Reading about these experiments is interesting on several levels, however, so I am, personally, coming away with something. For instance, it seems entirely likely to me that fundamentally different rules govern the diversity of plants and animals. After all, plants and animals are fundamentally different.
My favorite sentence: Unfortunately the new plant (genus Raphanobrassica) had the foliage of a radish and the root of a cabbage.

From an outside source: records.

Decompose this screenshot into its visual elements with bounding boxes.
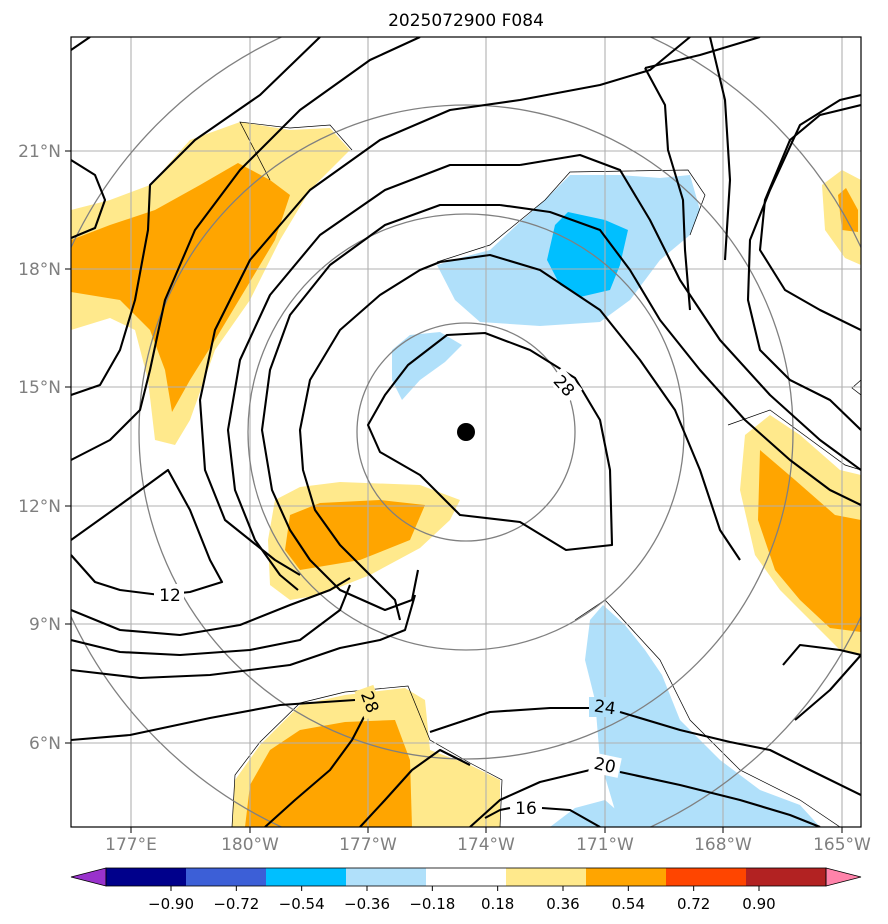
colorbar-tick-label: −0.72 xyxy=(213,895,259,913)
lon-label: 177°E xyxy=(105,835,157,855)
lat-label: 18°N xyxy=(18,260,61,280)
contour-28-south-b xyxy=(359,748,471,827)
contour-south-2 xyxy=(71,584,351,657)
negative-anomaly-lightblue-southeast xyxy=(585,605,820,827)
negative-anomaly-lightblue-bottom xyxy=(550,800,622,827)
lat-lon-grid xyxy=(71,37,861,827)
colorbar-tick-label: −0.18 xyxy=(409,895,455,913)
latitude-labels: 21°N 18°N 15°N 12°N 9°N 6°N xyxy=(18,142,61,754)
colorbar-segment xyxy=(586,868,667,886)
colorbar-frame xyxy=(105,867,827,887)
colorbar-tick-label: −0.36 xyxy=(344,895,390,913)
colorbar-tick-label: 0.36 xyxy=(546,895,579,913)
positive-anomaly-orange-east xyxy=(758,450,861,632)
contour-24 xyxy=(429,706,861,796)
colorbar-segment xyxy=(346,868,427,886)
negative-anomaly-lightblue-small xyxy=(392,332,462,400)
colorbar-tick-label: 0.18 xyxy=(481,895,514,913)
colorbar-segment xyxy=(666,868,747,886)
lon-label: 168°W xyxy=(694,835,752,855)
contour-north-3 xyxy=(644,37,761,70)
colorbar-segment xyxy=(426,868,507,886)
lat-label: 9°N xyxy=(29,615,61,635)
contour-south-1 xyxy=(71,577,351,637)
contour-label-12: 12 xyxy=(159,586,181,606)
figure-title: 2025072900 F084 xyxy=(388,11,544,31)
lon-label: 165°W xyxy=(813,835,871,855)
colorbar-segment xyxy=(506,868,587,886)
map-frame xyxy=(70,36,862,828)
positive-anomaly-orange-northeast xyxy=(838,188,858,232)
colorbar-segment xyxy=(266,868,347,886)
storm-center-marker xyxy=(457,423,475,441)
colorbar-segments xyxy=(106,868,827,886)
lat-label: 21°N xyxy=(18,142,61,162)
contour-west-outer-3 xyxy=(71,159,107,239)
contour-label-24: 24 xyxy=(593,697,617,720)
lat-label: 12°N xyxy=(18,497,61,517)
positive-anomaly-orange-northwest xyxy=(71,163,290,412)
longitude-labels: 177°E 180°W 177°W 174°W 171°W 168°W 165°… xyxy=(105,835,871,855)
lat-label: 6°N xyxy=(29,734,61,754)
colorbar-extend-high xyxy=(825,867,862,887)
contour-west-outer-2 xyxy=(71,37,321,396)
contour-ring-5 xyxy=(198,37,691,576)
contour-labels: 12 28 28 24 20 16 xyxy=(154,367,622,819)
contour-20 xyxy=(469,768,821,827)
colorbar-segment xyxy=(106,868,187,886)
contour-north-2 xyxy=(708,37,732,261)
contour-label-20: 20 xyxy=(592,754,617,778)
lon-label: 180°W xyxy=(221,835,279,855)
contour-south-3 xyxy=(71,594,417,680)
contour-12-west xyxy=(71,468,224,597)
contour-east-1 xyxy=(782,643,861,666)
colorbar-tick-label: 0.72 xyxy=(677,895,710,913)
positive-anomaly-orange-south xyxy=(245,720,412,827)
negative-anomaly-blue-north xyxy=(547,212,628,297)
lon-label: 171°W xyxy=(576,835,634,855)
contour-north-1 xyxy=(644,67,692,311)
colorbar-ticks: −0.90 −0.72 −0.54 −0.36 −0.18 0.18 0.36 0.54 0.7… xyxy=(148,886,776,913)
contour-east-4 xyxy=(746,93,861,431)
contour-label-16: 16 xyxy=(515,799,537,819)
contour-east-2 xyxy=(794,654,861,721)
colorbar-segment xyxy=(746,868,827,886)
contour-east-3 xyxy=(758,103,861,331)
contour-16 xyxy=(484,806,601,827)
axis-ticks xyxy=(65,150,843,833)
map-plot: 12 28 28 24 20 16 xyxy=(71,37,861,827)
black-contours xyxy=(71,37,861,827)
contour-ring-3 xyxy=(260,203,861,612)
colorbar-tick-label: 0.90 xyxy=(742,895,775,913)
colorbar-tick-label: 0.54 xyxy=(612,895,645,913)
colorbar-segment xyxy=(186,868,267,886)
contour-28-south xyxy=(264,714,366,827)
contour-south-4 xyxy=(71,698,356,742)
contour-28-inner xyxy=(366,331,614,552)
lat-label: 15°N xyxy=(18,378,61,398)
lon-label: 177°W xyxy=(339,835,397,855)
lon-label: 174°W xyxy=(457,835,515,855)
colorbar-tick-label: −0.90 xyxy=(148,895,194,913)
contour-ring-2 xyxy=(298,253,741,621)
colorbar-tick-label: −0.54 xyxy=(279,895,325,913)
contour-west-outer-1 xyxy=(71,37,421,461)
contour-west-outer-4 xyxy=(71,37,91,51)
colorbar-extend-low xyxy=(70,867,107,887)
colorbar: −0.90 −0.72 −0.54 −0.36 −0.18 0.18 0.36 0.54 0.7… xyxy=(70,867,862,913)
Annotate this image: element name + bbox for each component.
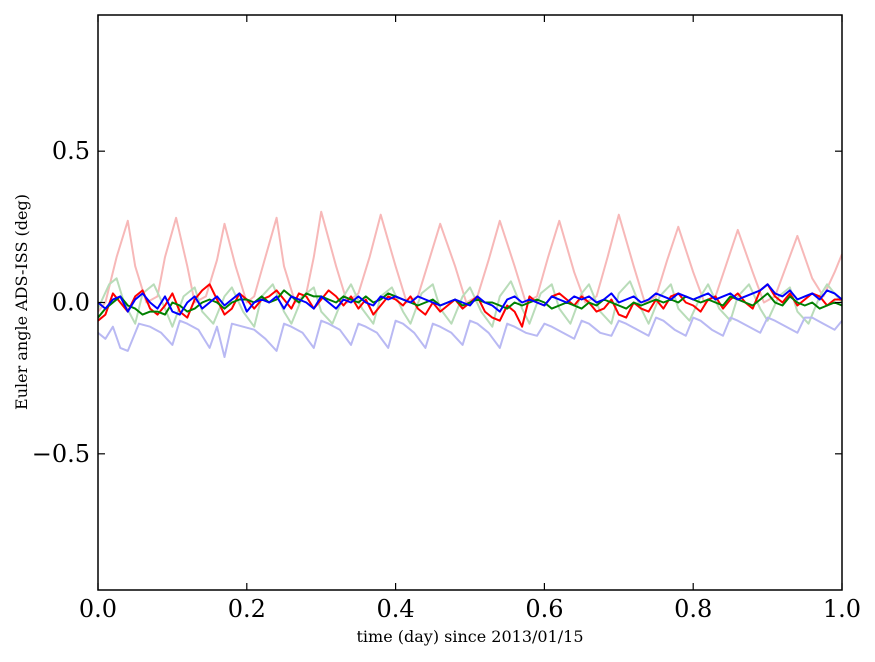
x-tick-label: 1.0 <box>823 595 861 623</box>
y-axis-label: Euler angle ADS-ISS (deg) <box>12 194 31 410</box>
series-line-5 <box>98 289 842 319</box>
x-tick-label: 0.0 <box>79 595 117 623</box>
x-axis-label: time (day) since 2013/01/15 <box>356 627 583 646</box>
y-tick-label: 0.5 <box>52 137 90 165</box>
y-tick-label: −0.5 <box>32 440 90 468</box>
x-tick-label: 0.6 <box>525 595 563 623</box>
x-tick-label: 0.8 <box>674 595 712 623</box>
x-tick-label: 0.2 <box>228 595 266 623</box>
series-layer <box>98 210 842 358</box>
x-tick-label: 0.4 <box>377 595 415 623</box>
series-line-3 <box>98 316 842 358</box>
tick-layer: 0.0 0.2 0.4 0.6 0.8 1.0 −0.5 0.0 0.5 <box>32 15 861 623</box>
y-tick-label: 0.0 <box>52 289 90 317</box>
series-line-6 <box>98 283 842 316</box>
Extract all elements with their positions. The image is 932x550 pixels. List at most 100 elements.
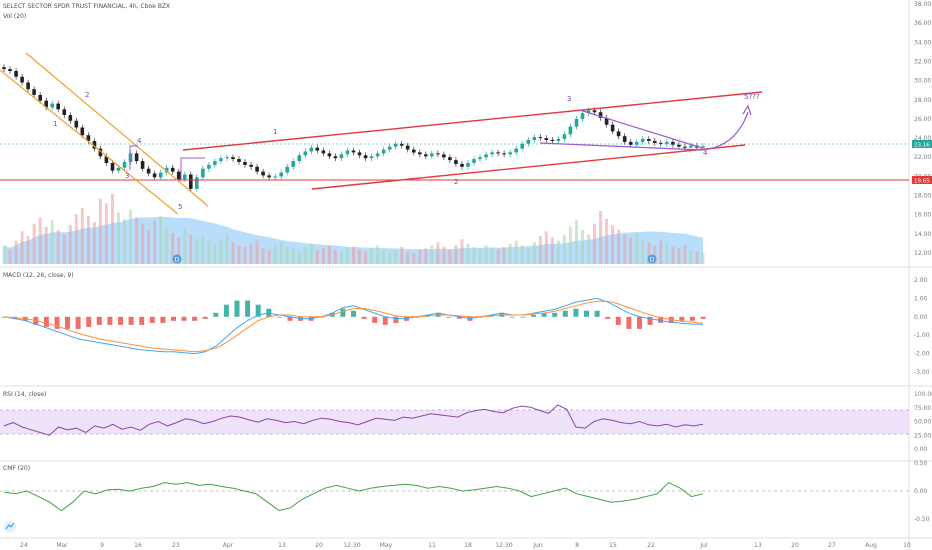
price-axis[interactable]: 38.00 36.00 34.00 32.00 30.00 28.00 26.00 24.00…	[914, 1, 931, 257]
volume-bar	[677, 248, 681, 264]
candle-body	[219, 158, 223, 162]
volume-bar	[641, 239, 645, 264]
volume-bar	[617, 229, 621, 264]
wave-label-1b: 1	[273, 128, 277, 136]
volume-bar	[376, 245, 380, 264]
candle-body	[152, 173, 157, 178]
macd-hist-bar	[520, 316, 526, 318]
candle-body	[183, 174, 187, 180]
time-tick: Apr	[223, 542, 234, 549]
volume-bar	[273, 245, 277, 264]
volume-bar	[80, 208, 84, 264]
volume-bar	[520, 245, 524, 264]
macd-tick: 0.00	[914, 314, 928, 321]
volume-bar	[237, 245, 241, 264]
wave-label-2a: 2	[85, 91, 89, 99]
volume-bar	[291, 248, 295, 264]
time-tick: 24	[20, 542, 28, 549]
candle-body	[598, 112, 603, 118]
volume-bar	[279, 242, 283, 264]
volume-bar	[261, 248, 265, 264]
macd-hist-bar	[679, 316, 685, 321]
rsi-tick: 25.00	[914, 432, 931, 439]
volume-bar	[611, 225, 615, 264]
time-tick: 22	[647, 542, 655, 549]
candle-body	[430, 153, 434, 157]
candle-body	[8, 69, 12, 71]
macd-hist-bar	[118, 316, 123, 325]
volume-label: Vol (20)	[3, 13, 26, 20]
time-tick: 12:30	[495, 542, 512, 549]
time-tick: 20	[315, 542, 323, 549]
volume-bar	[50, 220, 54, 264]
volume-bar	[117, 212, 120, 264]
time-tick: Jun	[532, 542, 543, 549]
volume-bar	[183, 228, 187, 264]
candle-body	[249, 164, 253, 167]
candle-body	[526, 140, 531, 144]
macd-hist-bar	[107, 316, 113, 325]
candle-body	[267, 175, 271, 178]
candle-body	[568, 126, 573, 135]
event-badge-1[interactable]: D	[172, 254, 182, 264]
candle-body	[56, 103, 60, 110]
macd-hist-bar	[171, 316, 176, 321]
level-price-text: 19.65	[914, 179, 930, 185]
candle-body	[412, 149, 416, 153]
candle-body	[580, 113, 585, 119]
volume-bar	[129, 209, 132, 264]
candle-body	[303, 151, 308, 156]
macd-hist-bar	[255, 304, 261, 317]
macd-line	[3, 297, 703, 355]
volume-bar	[466, 243, 470, 264]
price-tick: 16.00	[914, 212, 931, 219]
volume-bar	[496, 250, 500, 264]
volume-bar	[56, 229, 60, 264]
volume-bar	[26, 236, 30, 264]
volume-bar	[111, 194, 114, 264]
volume-bar	[647, 242, 651, 264]
event-badge-2[interactable]: D	[647, 254, 657, 264]
candle-body	[520, 143, 524, 149]
macd-hist-bar	[446, 316, 452, 318]
volume-bar	[219, 239, 223, 264]
candle-body	[574, 118, 579, 127]
time-tick: 9	[100, 542, 104, 549]
drawings[interactable]	[0, 52, 763, 215]
candlesticks	[2, 64, 705, 192]
time-tick: 20	[791, 542, 799, 549]
rsi-line	[3, 404, 704, 436]
candle-body	[448, 157, 452, 161]
macd-hist-bar	[213, 312, 219, 317]
time-axis[interactable]: 24 Mar 9 16 23 Apr 13 20 12:30 May 11 18 12:30 Jun 8 15…	[20, 542, 911, 549]
volume-bar	[297, 251, 301, 264]
candle-body	[375, 153, 380, 157]
macd-hist-bar	[287, 316, 293, 321]
cmf-tick: -0.50	[914, 516, 930, 523]
candle-body	[38, 95, 42, 101]
candle-body	[243, 162, 247, 165]
candle-body	[418, 152, 422, 155]
candle-body	[255, 166, 259, 172]
volume-bar	[490, 248, 494, 264]
candle-body	[634, 141, 639, 145]
time-tick: 15	[609, 542, 617, 549]
volume-bar	[62, 234, 66, 264]
cmf-tick: 0.00	[914, 488, 928, 495]
candle-body	[80, 127, 85, 136]
volume-bar	[86, 215, 90, 264]
time-tick: 13	[754, 542, 762, 549]
candle-body	[14, 71, 18, 77]
volume-bar	[448, 250, 452, 264]
macd-hist-bar	[351, 310, 356, 317]
macd-hist-bar	[276, 316, 282, 318]
macd-axis: 2.00 1.00 0.00 -1.00 -2.00 -3.00	[914, 277, 930, 376]
projection-arrow	[701, 111, 749, 151]
volume-bar	[508, 243, 512, 264]
tradingview-logo	[4, 521, 16, 533]
time-tick: Mar	[56, 542, 68, 549]
candle-body	[339, 154, 344, 159]
candle-body	[363, 155, 368, 159]
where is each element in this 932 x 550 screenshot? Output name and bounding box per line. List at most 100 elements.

You do realize, right, that the type of changes that you dismissively refer to as "a fruit fly changing into a slightly different fruit fly" are the ONLY changes that evolution predicts will ever occur. If you ever saw a dog give birth to something that is obviously and demonstrably NOT a dog, then evolution is falsified. What was observed in those cases is indeed speciation. Most closely related, but different species cannot be distinguished from one another by nonexperts. What you probably meant to claim was that there is no evidence for changes that crossed taxonomic lines higher than species. If that's the case, then don't try to move the goalposts. Retract your original claim and make the modified one that I suggested. Your original claim is demonstrably false.